Currently, CLAUDE.md content and plugin-injected content use the same XML wrapper: system-reminder. From the model's perspective, your project rules and a random SWR documentation injection have the same priority level. That is wrong.
The fix: wrap CLAUDE.md in a distinct tag with a priority attribute and a preamble that says "High-priority user instructions that take precedence over plugin-injected context." This is pure prompt engineering. The model naturally interprets structured markup hierarchy. Give it the signal that your rules matter more.
Change 5: Rule References in Hook Blocks
Files: utils/hooks.ts, types/hooks.ts. About 15 lines. Low complexity.
This one is subtle but powerful. When Claude violates a CLAUDE.md rule and gets blocked by a hook, the current error message says "BLOCKED" with a generic reason. The model tries a different approach, but it does not reconnect with the specific rule it violated.
The fix: add an optional field to the hook output schema that quotes the specific CLAUDE.md rule that triggered the block. "Blocked because of CLAUDE.md instruction:" followed by the quoted rule. This creates a tight feedback loop: violate, get blocked, see the rule, correct behavior. It is essentially in-context reinforcement learning, and it only fires when needed. Zero waste.
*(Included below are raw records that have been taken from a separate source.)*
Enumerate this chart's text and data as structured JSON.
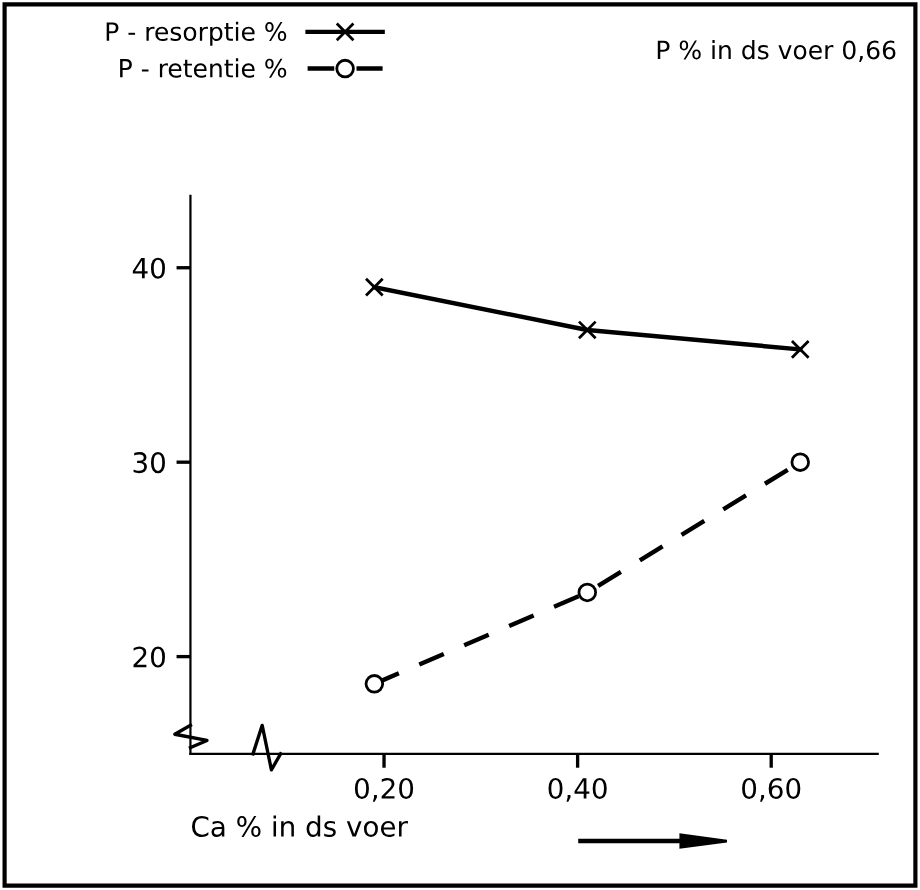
{
  "chart_data": {
    "type": "line",
    "xlabel": "Ca % in ds voer",
    "x": [
      0.19,
      0.41,
      0.63
    ],
    "series": [
      {
        "name": "P - resorptie %",
        "color": "#000000",
        "values": [
          39.0,
          36.8,
          35.8
        ],
        "marker": "cross",
        "line_style": "solid"
      },
      {
        "name": "P - retentie %",
        "color": "#000000",
        "values": [
          18.6,
          23.3,
          30.0
        ],
        "marker": "circle",
        "line_style": "dashed"
      }
    ],
    "xlim": [
      0.0,
      0.71
    ],
    "ylim": [
      15,
      43.7
    ],
    "xticks": [
      {
        "value": 0.2,
        "label": "0,20"
      },
      {
        "value": 0.4,
        "label": "0,40"
      },
      {
        "value": 0.6,
        "label": "0,60"
      }
    ],
    "yticks": [
      20,
      30,
      40
    ],
    "annotations": [
      "P % in ds voer 0,66"
    ],
    "legend": "top left",
    "grid": false
  }
}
Change 6: Periodic CLAUDE.md Re-Injection
Files: query.ts, new utils/attachments.ts. About 40 lines. Medium complexity.
This is the highest-impact change for long sessions. Every N turns (configurable, default 8), inject a condensed CLAUDE.md reminder containing just the headings and lines that contain MUST, NEVER, ALWAYS, or OVERRIDE. Place it as an attachment after tool results, right in the recency zone. The turn counter already exists in the codebase at query.ts line 213.
This is not about re-injecting the full CLAUDE.md every few turns. It is about keeping the critical rules in the attention sweet spot. A condensed reminder of the rules that matter most, placed where the model is most likely to attend to them.
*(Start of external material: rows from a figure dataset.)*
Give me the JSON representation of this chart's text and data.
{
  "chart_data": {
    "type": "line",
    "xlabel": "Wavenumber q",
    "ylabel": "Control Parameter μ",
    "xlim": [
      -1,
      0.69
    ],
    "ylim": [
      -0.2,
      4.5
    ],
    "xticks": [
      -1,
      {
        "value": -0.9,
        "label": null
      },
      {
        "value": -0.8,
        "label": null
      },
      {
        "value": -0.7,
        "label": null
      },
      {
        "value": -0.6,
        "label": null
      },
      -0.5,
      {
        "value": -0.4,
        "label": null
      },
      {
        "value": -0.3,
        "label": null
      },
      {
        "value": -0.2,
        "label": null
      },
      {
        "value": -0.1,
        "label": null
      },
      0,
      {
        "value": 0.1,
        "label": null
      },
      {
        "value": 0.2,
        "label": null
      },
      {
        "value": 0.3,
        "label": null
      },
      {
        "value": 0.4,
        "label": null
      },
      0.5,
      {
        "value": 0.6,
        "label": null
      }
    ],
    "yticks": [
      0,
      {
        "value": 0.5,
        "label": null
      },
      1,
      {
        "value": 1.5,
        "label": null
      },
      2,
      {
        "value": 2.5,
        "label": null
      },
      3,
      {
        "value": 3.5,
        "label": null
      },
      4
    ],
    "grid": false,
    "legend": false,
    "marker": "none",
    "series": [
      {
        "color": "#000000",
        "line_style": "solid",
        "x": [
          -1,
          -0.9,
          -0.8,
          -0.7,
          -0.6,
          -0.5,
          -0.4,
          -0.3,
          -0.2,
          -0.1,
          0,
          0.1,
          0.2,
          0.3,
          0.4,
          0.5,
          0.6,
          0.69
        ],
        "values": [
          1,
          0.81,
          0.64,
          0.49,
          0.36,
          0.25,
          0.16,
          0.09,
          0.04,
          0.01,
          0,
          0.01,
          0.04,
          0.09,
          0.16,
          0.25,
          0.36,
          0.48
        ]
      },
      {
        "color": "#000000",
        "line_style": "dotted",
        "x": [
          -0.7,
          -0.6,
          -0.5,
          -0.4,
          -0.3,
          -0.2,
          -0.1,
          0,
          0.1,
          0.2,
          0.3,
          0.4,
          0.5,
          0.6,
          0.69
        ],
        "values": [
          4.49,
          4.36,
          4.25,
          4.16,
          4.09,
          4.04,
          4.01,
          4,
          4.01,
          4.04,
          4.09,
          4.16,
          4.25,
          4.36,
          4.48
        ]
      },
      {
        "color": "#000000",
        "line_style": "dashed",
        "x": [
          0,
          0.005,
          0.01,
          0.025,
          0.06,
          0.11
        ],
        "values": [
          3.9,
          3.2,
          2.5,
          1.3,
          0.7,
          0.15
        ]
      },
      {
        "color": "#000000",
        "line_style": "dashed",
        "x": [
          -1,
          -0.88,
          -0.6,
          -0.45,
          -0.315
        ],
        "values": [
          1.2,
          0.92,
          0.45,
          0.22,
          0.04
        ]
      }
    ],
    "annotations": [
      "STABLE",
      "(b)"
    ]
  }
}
Change 7: Plugin Injection Frequency Config
Files: types/hooks.ts, utils/hooks.ts. About 25 lines. Low-medium complexity.
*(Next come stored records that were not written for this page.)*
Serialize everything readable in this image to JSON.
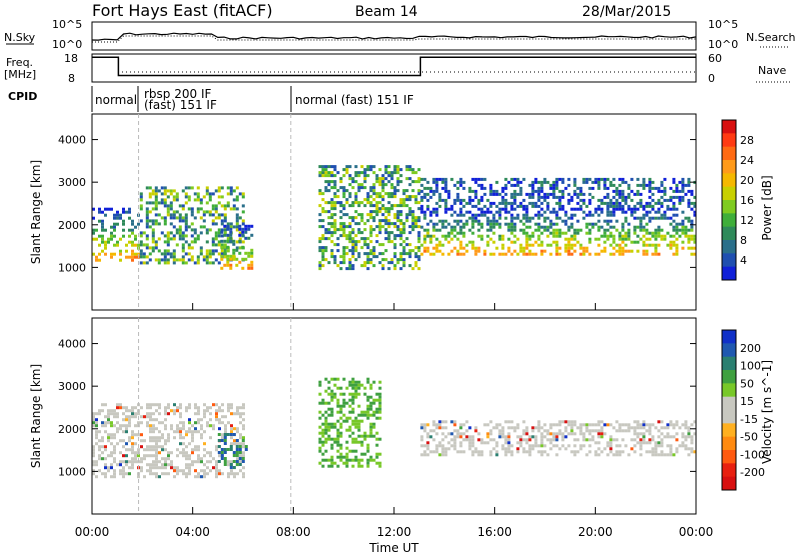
{
  "header": {
    "radar": "Fort Hays East (fitACF)",
    "beam": "Beam 14",
    "date": "28/Mar/2015"
  },
  "side_labels": {
    "nsky": "N.Sky",
    "freq": "Freq.",
    "mhz": "[MHz]",
    "cpid": "CPID",
    "nsearch": "N.Search",
    "nave": "Nave"
  },
  "noise_axis": {
    "left_top": "10^5",
    "left_bottom": "10^0",
    "right_top": "10^5",
    "right_bottom": "10^0"
  },
  "freq_axis": {
    "ticks": [
      "18",
      "8"
    ],
    "right_ticks": [
      "60",
      "0"
    ]
  },
  "cpid_segments": [
    {
      "label_line1": "normal",
      "label_line2": ""
    },
    {
      "label_line1": "rbsp 200 IF",
      "label_line2": "(fast) 151 IF"
    },
    {
      "label_line1": "normal (fast) 151 IF",
      "label_line2": ""
    }
  ],
  "colorbars": {
    "power": {
      "title": "Power [dB]",
      "ticks": [
        "28",
        "24",
        "20",
        "16",
        "12",
        "8",
        "4"
      ],
      "colors": [
        "#d81010",
        "#ff3a12",
        "#ff6a12",
        "#ff9a1a",
        "#f5b800",
        "#c8d000",
        "#7fcb20",
        "#3fae3a",
        "#2f8a5a",
        "#2a6f8a",
        "#1f4fb0",
        "#1020d8"
      ]
    },
    "velocity": {
      "title": "Velocity [m s^-1]",
      "ticks": [
        "200",
        "100",
        "50",
        "15",
        "-15",
        "-50",
        "-100",
        "-200"
      ],
      "colors": [
        "#1030c8",
        "#1f58b0",
        "#2a7f70",
        "#3fa040",
        "#78c828",
        "#c8c8c0",
        "#c8c8c0",
        "#ffb020",
        "#ff8a10",
        "#ff5a10",
        "#e82010",
        "#d81010"
      ]
    }
  },
  "chart_data": {
    "type": "heatmap",
    "x_unit": "hours UT",
    "xlim": [
      0,
      24
    ],
    "xtick_labels": [
      "00:00",
      "04:00",
      "08:00",
      "12:00",
      "16:00",
      "20:00",
      "00:00"
    ],
    "xlabel": "Time UT",
    "ylabel": "Slant Range [km]",
    "ylim": [
      0,
      4600
    ],
    "ytick_labels": [
      "1000",
      "2000",
      "3000",
      "4000"
    ],
    "cpid_changes_hours": [
      1.85,
      7.9
    ],
    "freq_mhz_segments": [
      {
        "start": 0.0,
        "end": 1.05,
        "freq": 17.5
      },
      {
        "start": 1.05,
        "end": 13.05,
        "freq": 10.5
      },
      {
        "start": 13.05,
        "end": 24.0,
        "freq": 17.5
      }
    ],
    "echo_regions_power": [
      {
        "t0": 0.0,
        "t1": 1.9,
        "r0": 1200,
        "r1": 2400,
        "level": "high"
      },
      {
        "t0": 1.9,
        "t1": 6.0,
        "r0": 1100,
        "r1": 2900,
        "level": "mid"
      },
      {
        "t0": 5.1,
        "t1": 6.3,
        "r0": 1000,
        "r1": 2000,
        "level": "high"
      },
      {
        "t0": 9.0,
        "t1": 13.0,
        "r0": 1000,
        "r1": 3400,
        "level": "mid"
      },
      {
        "t0": 13.05,
        "t1": 24.0,
        "r0": 1300,
        "r1": 2400,
        "level": "high"
      },
      {
        "t0": 13.05,
        "t1": 24.0,
        "r0": 2400,
        "r1": 3100,
        "level": "low"
      }
    ],
    "echo_regions_velocity": [
      {
        "t0": 0.0,
        "t1": 6.0,
        "r0": 900,
        "r1": 2600,
        "v": "near-zero"
      },
      {
        "t0": 5.0,
        "t1": 6.1,
        "r0": 1100,
        "r1": 1900,
        "v": "positive"
      },
      {
        "t0": 9.0,
        "t1": 11.5,
        "r0": 1100,
        "r1": 3200,
        "v": "weak-positive"
      },
      {
        "t0": 13.05,
        "t1": 24.0,
        "r0": 1400,
        "r1": 2200,
        "v": "near-zero"
      }
    ]
  }
}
This is the long-term fix. Allow hooks to declare an injection frequency: every turn, once per session, or every N turns. A plugin like Vercel could set its large skill documentation to once per session, knowing that compaction would re-trigger it via SessionStart hooks when the context resets.
This gives plugin authors a contract for self-throttling. Right now they have no mechanism to say "inject this once and then stop." Every plugin is forced into the every-turn pattern whether it makes sense or not.
The Root Cause
These seven changes address three orthogonal problems that compound on each other.
CLAUDE.md attention decay in long sessions: fixed by post-compact injection and periodic re-injection. Plugin injection token bloat: fixed by token budgets, deduplication, and frequency config. No priority signaling between user rules and plugin content: fixed by XML priority tags and rule references in hook blocks.
The first three changes alone, post-compact injection, token budget, and dedup, would eliminate most of the problems. They would cut roughly 40K tokens of irrelevant plugin content per session and ensure your CLAUDE.md rules sit in the attention sweet spots after every compaction.
The root cause is architectural: the system optimizes for content delivery but not attention management. CLAUDE.md loading, caching, and injection are well-engineered. But there is no mechanism that accounts for where in the context window instructions land relative to what the model actually attends to.
These changes add attention-aware placement, competitive noise reduction, and priority signaling. Three strategies that compound. The engineering team at Anthropic built an excellent foundation. These changes would make it significantly better for power users who depend on CLAUDE.md rules to govern complex workflows.
The code is clean enough that any of these could ship in a day. That is the upside of reading a well-structured codebase. The fixes are obvious once you see the gap.